Konten kurikulum wakaf pada bagian ini mesti memunculkan kefahaman dan kesadaran siswa untuk berwakaf. Mengapa saya harus berwakaf, apa manfaatnya bagiku, apa manfaatnya bagi umat Islam dan bangsa. Inilah bagian internalisasi atau induksi literasi wakaf.

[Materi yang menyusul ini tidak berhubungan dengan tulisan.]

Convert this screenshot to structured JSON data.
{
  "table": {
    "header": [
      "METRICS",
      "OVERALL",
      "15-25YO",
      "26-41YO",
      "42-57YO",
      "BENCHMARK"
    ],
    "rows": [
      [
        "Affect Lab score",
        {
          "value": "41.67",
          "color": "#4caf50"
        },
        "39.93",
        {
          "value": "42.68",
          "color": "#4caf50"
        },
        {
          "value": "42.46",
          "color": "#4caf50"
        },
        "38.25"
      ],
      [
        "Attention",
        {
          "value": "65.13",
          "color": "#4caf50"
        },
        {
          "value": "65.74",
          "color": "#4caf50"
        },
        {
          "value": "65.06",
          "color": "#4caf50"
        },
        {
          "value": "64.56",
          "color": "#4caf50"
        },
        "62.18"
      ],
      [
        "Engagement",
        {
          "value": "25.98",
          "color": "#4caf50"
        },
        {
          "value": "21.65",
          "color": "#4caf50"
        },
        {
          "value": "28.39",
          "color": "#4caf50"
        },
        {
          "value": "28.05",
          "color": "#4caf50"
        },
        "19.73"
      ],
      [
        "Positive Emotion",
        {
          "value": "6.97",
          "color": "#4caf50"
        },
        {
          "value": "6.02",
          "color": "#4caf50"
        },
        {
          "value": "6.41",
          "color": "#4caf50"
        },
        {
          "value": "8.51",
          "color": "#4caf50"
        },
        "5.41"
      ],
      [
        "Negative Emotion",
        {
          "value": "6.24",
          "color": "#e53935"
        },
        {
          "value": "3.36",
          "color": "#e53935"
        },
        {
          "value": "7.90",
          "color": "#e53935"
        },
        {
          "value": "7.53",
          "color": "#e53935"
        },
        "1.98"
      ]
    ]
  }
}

Karenanya, diperlukan pula pengembangan sampai merancang strategi dan metode pembelajarannya. Hal ini penting untuk memastikan keselarasan antara rancangan kurikulum dengan aplikasi pembelajarannya. Jangan sampai kurikulum wakaf yang sudah bagus, namun tidak berhasil terinternalisasi karena gagal dalam merancang strategi dan metode pembelajarannya.

Kedua, what, apa saja produk wakaf? Para siswa sudah harus dikenalkan dengan aneka ragam produk wakaf kontemporer. Produk wakaf yang disinergikan dengan ekonomi modern dan perbankan perlu dikenal dan dipahami siswa. 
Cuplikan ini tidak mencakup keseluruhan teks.